A split verdict on what helped
On the primary outcome the result is a near miss. Goal-setting quality held roughly steady in the intervention group and fell in the control group over the month — a change of +0.03 versus −0.43 on the PACIC scale — but the difference reached only a trend (F49=3.52, P=.06), short of the conventional threshold. The secondary composite measure of overall care quality pointed the same way and did clear the bar: +0.01 versus −0.48 (F49=4.28, P=.04). The defensible reading is modest. Families who received the structured conversation did not slide the way families under usual care did.
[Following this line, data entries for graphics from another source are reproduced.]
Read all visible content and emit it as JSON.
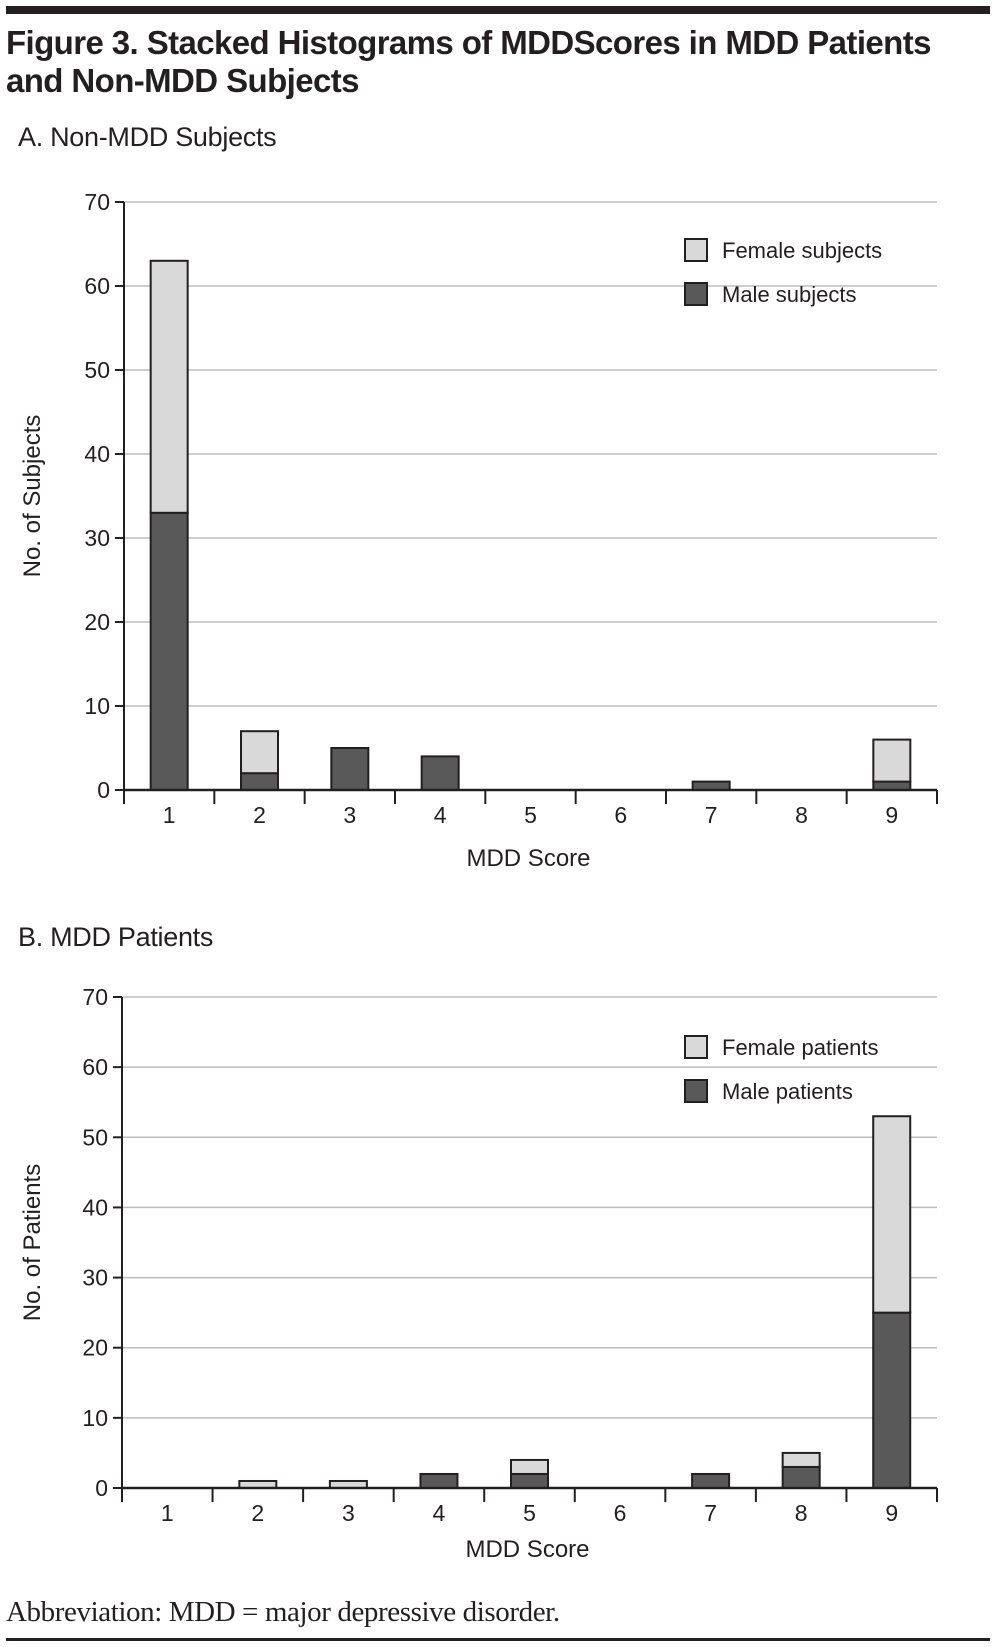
{
  "figure": {
    "title": "Figure 3. Stacked Histograms of MDDScores in MDD Patients and Non-MDD Subjects",
    "footnote": "Abbreviation: MDD = major depressive disorder.",
    "colors": {
      "female": "#d9d9d9",
      "male": "#595959",
      "outline": "#231f20",
      "grid": "#bdbdbd"
    }
  },
  "chart_data": [
    {
      "type": "bar",
      "stacked": true,
      "panel_title": "A. Non-MDD Subjects",
      "title": "A. Non-MDD Subjects",
      "xlabel": "MDD Score",
      "ylabel": "No. of Subjects",
      "categories": [
        "1",
        "2",
        "3",
        "4",
        "5",
        "6",
        "7",
        "8",
        "9"
      ],
      "series": [
        {
          "name": "Male subjects",
          "values": [
            33,
            2,
            5,
            4,
            0,
            0,
            1,
            0,
            1
          ]
        },
        {
          "name": "Female subjects",
          "values": [
            30,
            5,
            0,
            0,
            0,
            0,
            0,
            0,
            5
          ]
        }
      ],
      "legend": [
        {
          "name": "Female subjects",
          "series": "female"
        },
        {
          "name": "Male subjects",
          "series": "male"
        }
      ],
      "legend_position": "top-right",
      "ylim": [
        0,
        70
      ],
      "yticks": [
        0,
        10,
        20,
        30,
        40,
        50,
        60,
        70
      ],
      "grid": true
    },
    {
      "type": "bar",
      "stacked": true,
      "panel_title": "B. MDD Patients",
      "title": "B. MDD Patients",
      "xlabel": "MDD Score",
      "ylabel": "No. of Patients",
      "categories": [
        "1",
        "2",
        "3",
        "4",
        "5",
        "6",
        "7",
        "8",
        "9"
      ],
      "series": [
        {
          "name": "Male patients",
          "values": [
            0,
            0,
            0,
            2,
            2,
            0,
            2,
            3,
            25
          ]
        },
        {
          "name": "Female patients",
          "values": [
            0,
            1,
            1,
            0,
            2,
            0,
            0,
            2,
            28
          ]
        }
      ],
      "legend": [
        {
          "name": "Female patients",
          "series": "female"
        },
        {
          "name": "Male patients",
          "series": "male"
        }
      ],
      "legend_position": "top-right",
      "ylim": [
        0,
        70
      ],
      "yticks": [
        0,
        10,
        20,
        30,
        40,
        50,
        60,
        70
      ],
      "grid": true
    }
  ]
}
That decline in the control arm is the quiet finding underneath. In one month, with nothing added, parents of these children reported measurably worse goal-setting and care quality. The tool did not so much lift families as arrest a drift that ordinary care left unchecked — a smaller claim, but a more honest one.
“Highly burdened parents did not skip the tracking because they lacked interest. They skipped it because they lacked time — and that is a finding about design, not about parents.”
What it cannot carry
The constraints are real and the authors name them. This is a small, single-system trial in English-speaking families with home internet and, for most, some college education; attrition was higher in the intervention arm; the study window was short; and the primary endpoint only trended. A parent-reported questionnaire at one month sits a long way from the outcomes that ultimately matter — fewer emergency visits, fewer missed diagnoses, less caregiver exhaustion. None of those were measured. This is a carefully reported signal, not a foundation to build a service on.
The lesson reaches past pediatrics and past this particular tool. A large share of digital health rests on the premise that patients and families will feed it a steady stream of data between encounters. Here the people with the most at stake — parents of the sickest children — supplied almost none, not for want of motivation but for want of time and capacity. The value, such as it was, came from a structured human moment that the software helped organise, not from its between-visit apparatus. For anyone building tools for overwhelmed users, that ordering is worth keeping: strengthen the conversation that already happens before you hand someone homework that competes with caring for a sick child.
Source: Lin J, Huber B, Amir O, Assis-Hassid S, Gehrmann S, Gajos K, Grosz B, Sanders L. Novel Web-Based Technology to Promote Goal-Setting in Complex Chronic Illness: Randomized Controlled Trial. JMIR Human Factors 2026;13:e70402. A small single-centre stepped-wedge randomized trial (67 dyads) whose primary outcome reached only a trend (P=.06); the patient-relevant claim rests on a one-month, parent-reported questionnaire, not on clinical outcomes.